Twitter has open sourced a system that aims to mitigate the tradeoffs between batch processing and stream processing by combining them into a hybrid system. In the case of Twitter, Hadoop handles batch processing, Storm handles stream processing, and the hybrid system is called Summingbird. It’s not a tool for every job, but it sounds pretty handy for those it’s designed to address.
Twitter’s blog post announcing Summingbird is pretty technical, but the problem is pretty easy to understand if you think about how Twitter works. Services like Trending Topics and search require real-time processing of data to be useful, but they eventually need to be accurate and probably analyzed a little more thoroughly. Storm is like a hospital’s triage unit, while Hadoop is like longer-term patient care.

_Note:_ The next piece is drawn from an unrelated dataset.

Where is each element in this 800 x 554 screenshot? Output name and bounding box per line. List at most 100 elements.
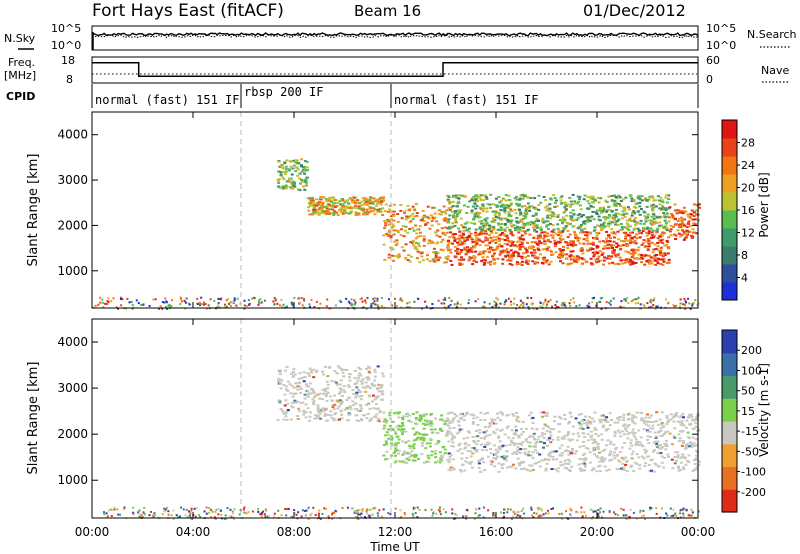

This description of Summingbird from the project’s wiki does a pretty good job of explaining how it works at a high level. The implementation is a little more complex, of course:
The hybrid model allows most data to be processed by Hadoop and served out of a read-only store like Manhattan. Only data that Hadoop hasn’t yet been able to process, data that falls within the latency window, would be served out of a datastore populated in realtime by Storm. The error of the realtime layer is bounded, as Hadoop will eventually get around to processing the same data and smoothing out any error introduced.
Hybrid systems like this are actually becoming more common as companies realize they can’t survive in a real-time world with Hadoop alone. We’ve covered systems at numerous companies — Gravity, LinkedIn and Netflix among them — that aim to do something similar. Summingbird might be different in that it’s a hybrid system handling data from both Hadoop and Storm, as opposed to a pipeline of different systems, but web companies need some way to ensure they’re not trading off speed for accuracy, or vice versa.

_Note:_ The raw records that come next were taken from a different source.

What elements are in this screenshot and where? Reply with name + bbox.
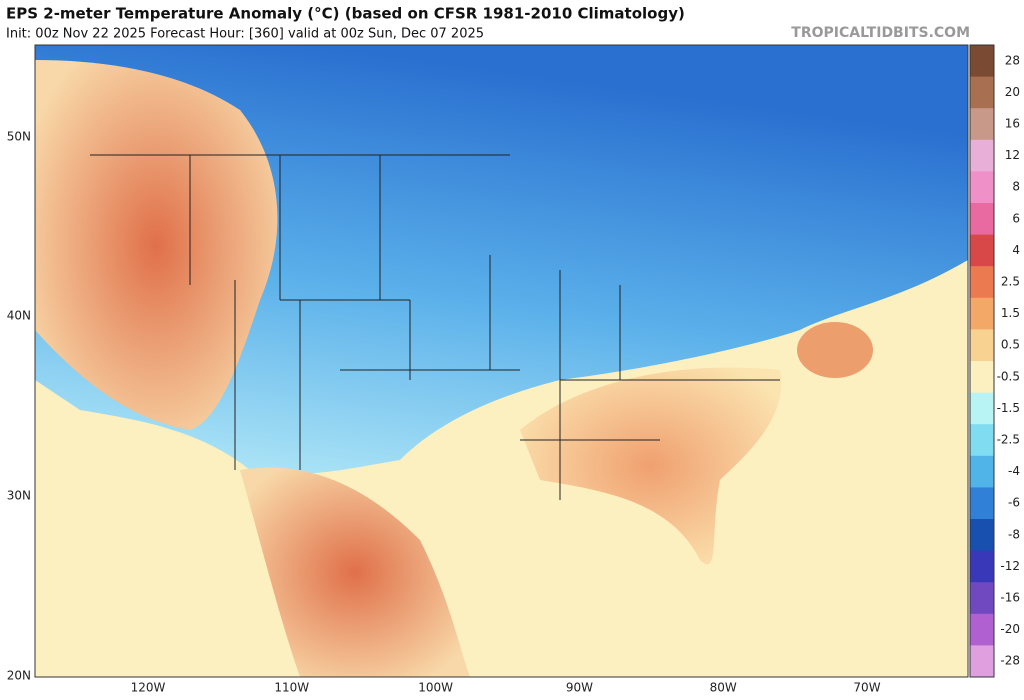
colorbar-swatch	[970, 455, 994, 488]
colorbar-label: -20	[1000, 622, 1020, 636]
colorbar-label: 16	[1005, 117, 1020, 131]
colorbar-swatch	[970, 645, 994, 678]
colorbar-label: -2.5	[997, 433, 1020, 447]
warm-anomaly-southeast	[520, 367, 782, 565]
colorbar-label: -28	[1000, 654, 1020, 668]
title: EPS 2-meter Temperature Anomaly (°C) (ba…	[6, 5, 685, 23]
colorbar: 28 20 16 12 8 6 4 2.5 1.5 0.5 -0.5 -1.5 -2.5 -4 -6 -8 -1…	[969, 44, 1020, 678]
colorbar-swatch	[970, 234, 994, 267]
colorbar-label: -8	[1008, 527, 1020, 541]
colorbar-swatch	[970, 424, 994, 457]
colorbar-label: 20	[1005, 85, 1020, 99]
warm-anomaly-mexico	[240, 467, 470, 677]
lat-label: 50N	[7, 130, 31, 144]
colorbar-label: 1.5	[1001, 306, 1020, 320]
watermark: TROPICALTIDBITS.COM	[791, 25, 970, 41]
lon-label: 70W	[853, 681, 880, 695]
lat-label: 30N	[7, 489, 31, 503]
colorbar-swatch	[970, 550, 994, 583]
colorbar-label: -0.5	[997, 369, 1020, 383]
colorbar-swatch	[970, 171, 994, 204]
lon-label: 80W	[710, 681, 737, 695]
lon-label: 120W	[131, 681, 166, 695]
colorbar-label: 0.5	[1001, 338, 1020, 352]
colorbar-label: 2.5	[1001, 275, 1020, 289]
warm-anomaly-atlantic	[797, 322, 873, 378]
lon-label: 90W	[566, 681, 593, 695]
colorbar-label: 6	[1012, 211, 1020, 225]
colorbar-label: -1.5	[997, 401, 1020, 415]
state-borders	[90, 154, 780, 500]
lon-label: 100W	[418, 681, 453, 695]
colorbar-swatch	[970, 266, 994, 299]
colorbar-swatch	[970, 203, 994, 236]
lat-label: 20N	[7, 669, 31, 683]
colorbar-swatch	[970, 45, 994, 78]
subtitle: Init: 00z Nov 22 2025 Forecast Hour: [36…	[6, 27, 484, 42]
colorbar-label: -6	[1008, 496, 1020, 510]
colorbar-frame	[969, 44, 995, 678]
colorbar-swatch	[970, 582, 994, 615]
colorbar-label: 12	[1005, 148, 1020, 162]
cold-anomaly	[35, 45, 968, 475]
lon-label: 110W	[274, 681, 309, 695]
colorbar-label: 8	[1012, 180, 1020, 194]
lat-label: 40N	[7, 309, 31, 323]
colorbar-swatch	[970, 487, 994, 520]
colorbar-label: -16	[1000, 591, 1020, 605]
colorbar-swatch	[970, 519, 994, 552]
map	[34, 44, 969, 678]
colorbar-swatch	[970, 108, 994, 141]
colorbar-swatch	[970, 613, 994, 646]
colorbar-swatch	[970, 139, 994, 172]
colorbar-swatch	[970, 361, 994, 394]
colorbar-swatch	[970, 297, 994, 330]
warm-anomaly-west	[35, 60, 278, 430]
colorbar-swatch	[970, 76, 994, 109]
colorbar-swatch	[970, 329, 994, 362]
colorbar-swatch	[970, 392, 994, 425]
axis-labels: 50N 40N 30N 20N 120W 110W 100W 90W 80W 70W	[7, 130, 881, 695]
colorbar-label: -12	[1000, 559, 1020, 573]
map-frame	[34, 44, 969, 678]
colorbar-label: 28	[1005, 53, 1020, 67]
colorbar-label: 4	[1012, 243, 1020, 257]
colorbar-label: -4	[1008, 464, 1020, 478]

We won’t have anyone from Twitter at Structure: Europe (Sept. 18 and 19 in London) to talk about Summingbird specifically, but our data lineup is pretty impressive and can probably speak in depth about why it’s important. They come from places like PayPal, MailChimp and LinkedIn, as well as entrepreneurs with previous experience at places like Yahoo and the NSA.
For a little more on Summingbird, which Twitter actually describes as “streaming MapReduce” because of its focus on aggregation jobs, check out this presentation that Twitter’s Sam Ritchie (who also wrote the blog post) gave in June. It also might be worth checking out Yahoo’s open source Storm-YARN project for actually running Storm within Hadoop clusters in order to give Storm access to Hadoop-based data stores.